3. Bóg na ludzkich drogach
W ten ludzki los Bóg nieustannie wkracza. Jest z nami przez ludzi, wydarzenia, sytuacje, swoje słowo, przez swoją Opatrzność. Najpełniej jednak przyszedł w Jezusie Chrystusie. Bóg przyjął ludzką naturę, aby stać się wędrowcem, jak każdy z nas. Pan Jezus podczas swojej publicznej działalności był nieustannie w drodze. Jak sam powiedział o sobie: Lisy mają nory i ptaki powietrzne – gniazda, lecz Syn Człowieczy nie ma miejsca, gdzie by głowę mógł oprzeć (Łk 9, 58).
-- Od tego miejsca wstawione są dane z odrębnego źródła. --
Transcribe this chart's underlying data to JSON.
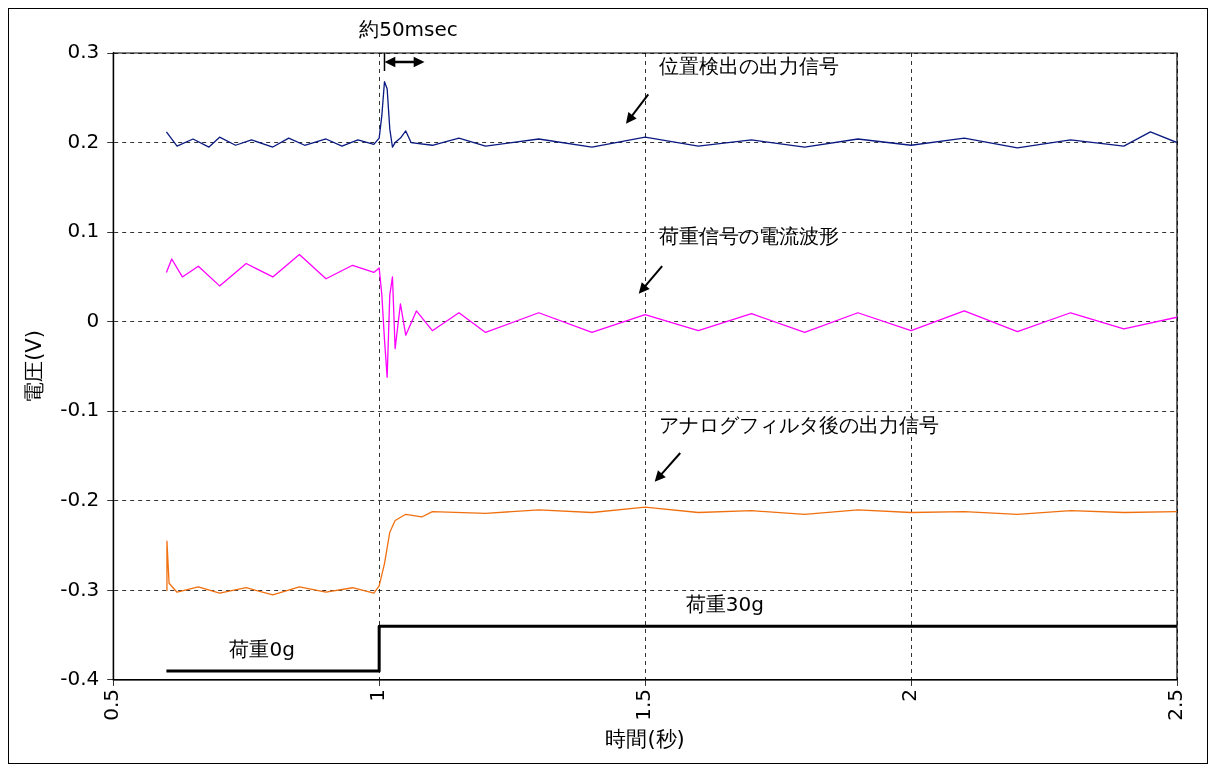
{
  "chart_data": {
    "type": "line",
    "xlabel": "時間(秒)",
    "ylabel": "電圧(V)",
    "xlim": [
      0.5,
      2.5
    ],
    "xticks": [
      0.5,
      1,
      1.5,
      2,
      2.5
    ],
    "ylim": [
      -0.4,
      0.3
    ],
    "yticks": [
      -0.4,
      -0.3,
      -0.2,
      -0.1,
      0,
      0.1,
      0.2,
      0.3
    ],
    "grid": true,
    "legend": false,
    "marker": "none",
    "series": [
      {
        "color": "#0a1a80",
        "x": [
          0.6,
          0.62,
          0.65,
          0.68,
          0.7,
          0.73,
          0.76,
          0.8,
          0.83,
          0.86,
          0.9,
          0.93,
          0.96,
          0.99,
          1.0,
          1.005,
          1.01,
          1.015,
          1.02,
          1.025,
          1.03,
          1.04,
          1.05,
          1.06,
          1.1,
          1.15,
          1.2,
          1.3,
          1.4,
          1.5,
          1.6,
          1.7,
          1.8,
          1.9,
          2.0,
          2.1,
          2.2,
          2.3,
          2.4,
          2.45,
          2.5
        ],
        "values": [
          0.212,
          0.196,
          0.204,
          0.195,
          0.206,
          0.197,
          0.203,
          0.195,
          0.205,
          0.197,
          0.204,
          0.196,
          0.203,
          0.198,
          0.205,
          0.23,
          0.268,
          0.26,
          0.215,
          0.195,
          0.2,
          0.205,
          0.213,
          0.2,
          0.197,
          0.205,
          0.196,
          0.204,
          0.195,
          0.206,
          0.196,
          0.203,
          0.195,
          0.204,
          0.197,
          0.205,
          0.194,
          0.203,
          0.196,
          0.212,
          0.2
        ]
      },
      {
        "color": "#ff00ff",
        "x": [
          0.6,
          0.61,
          0.63,
          0.66,
          0.7,
          0.75,
          0.8,
          0.85,
          0.9,
          0.95,
          0.99,
          1.0,
          1.005,
          1.01,
          1.015,
          1.02,
          1.025,
          1.03,
          1.04,
          1.05,
          1.07,
          1.1,
          1.15,
          1.2,
          1.3,
          1.4,
          1.5,
          1.6,
          1.7,
          1.8,
          1.9,
          2.0,
          2.1,
          2.2,
          2.3,
          2.4,
          2.5
        ],
        "values": [
          0.055,
          0.07,
          0.05,
          0.062,
          0.04,
          0.065,
          0.05,
          0.075,
          0.048,
          0.063,
          0.055,
          0.06,
          0.03,
          -0.02,
          -0.062,
          0.03,
          0.05,
          -0.03,
          0.02,
          -0.015,
          0.012,
          -0.01,
          0.01,
          -0.012,
          0.01,
          -0.012,
          0.008,
          -0.01,
          0.009,
          -0.012,
          0.01,
          -0.01,
          0.012,
          -0.011,
          0.01,
          -0.008,
          0.005
        ]
      },
      {
        "color": "#f07010",
        "x": [
          0.6,
          0.601,
          0.605,
          0.62,
          0.66,
          0.7,
          0.75,
          0.8,
          0.85,
          0.9,
          0.95,
          0.99,
          1.0,
          1.01,
          1.02,
          1.03,
          1.05,
          1.08,
          1.1,
          1.2,
          1.3,
          1.4,
          1.5,
          1.6,
          1.7,
          1.8,
          1.9,
          2.0,
          2.1,
          2.2,
          2.3,
          2.4,
          2.5
        ],
        "values": [
          -0.3,
          -0.245,
          -0.292,
          -0.302,
          -0.296,
          -0.303,
          -0.297,
          -0.305,
          -0.296,
          -0.302,
          -0.297,
          -0.303,
          -0.295,
          -0.27,
          -0.235,
          -0.222,
          -0.215,
          -0.218,
          -0.212,
          -0.214,
          -0.21,
          -0.213,
          -0.207,
          -0.213,
          -0.211,
          -0.215,
          -0.21,
          -0.213,
          -0.212,
          -0.215,
          -0.211,
          -0.213,
          -0.212
        ]
      },
      {
        "type": "step",
        "color": "#000000",
        "x": [
          0.6,
          1.0,
          2.5
        ],
        "values": [
          -0.39,
          -0.34,
          -0.34
        ]
      }
    ],
    "annotations": [
      {
        "text": "約50msec",
        "x": 1.01,
        "y": 0.268
      },
      "位置検出の出力信号",
      "荷重信号の電流波形",
      "アナログフィルタ後の出力信号",
      {
        "text": "荷重0g",
        "x": 0.78,
        "y": -0.39
      },
      {
        "text": "荷重30g",
        "x": 1.65,
        "y": -0.34
      }
    ]
  }
}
Ciągle przynagla uczniów, by udali się z Nim do kolejnej miejscowości. Wszystkie drogi Jezusa kierują Go ostatecznie do Jerozolimy, gdzie miał
za nas umrzeć, krocząc po swojej ostatniej drodze – drodze krzyżowej. Tak, nasz Pan jest Dobrym Pasterzem, przewodnikiem, gdyż zna ludzkie serca, wie, czego każdy z nas potrzebuje i potrafi nas doprowadzić do zbawienia.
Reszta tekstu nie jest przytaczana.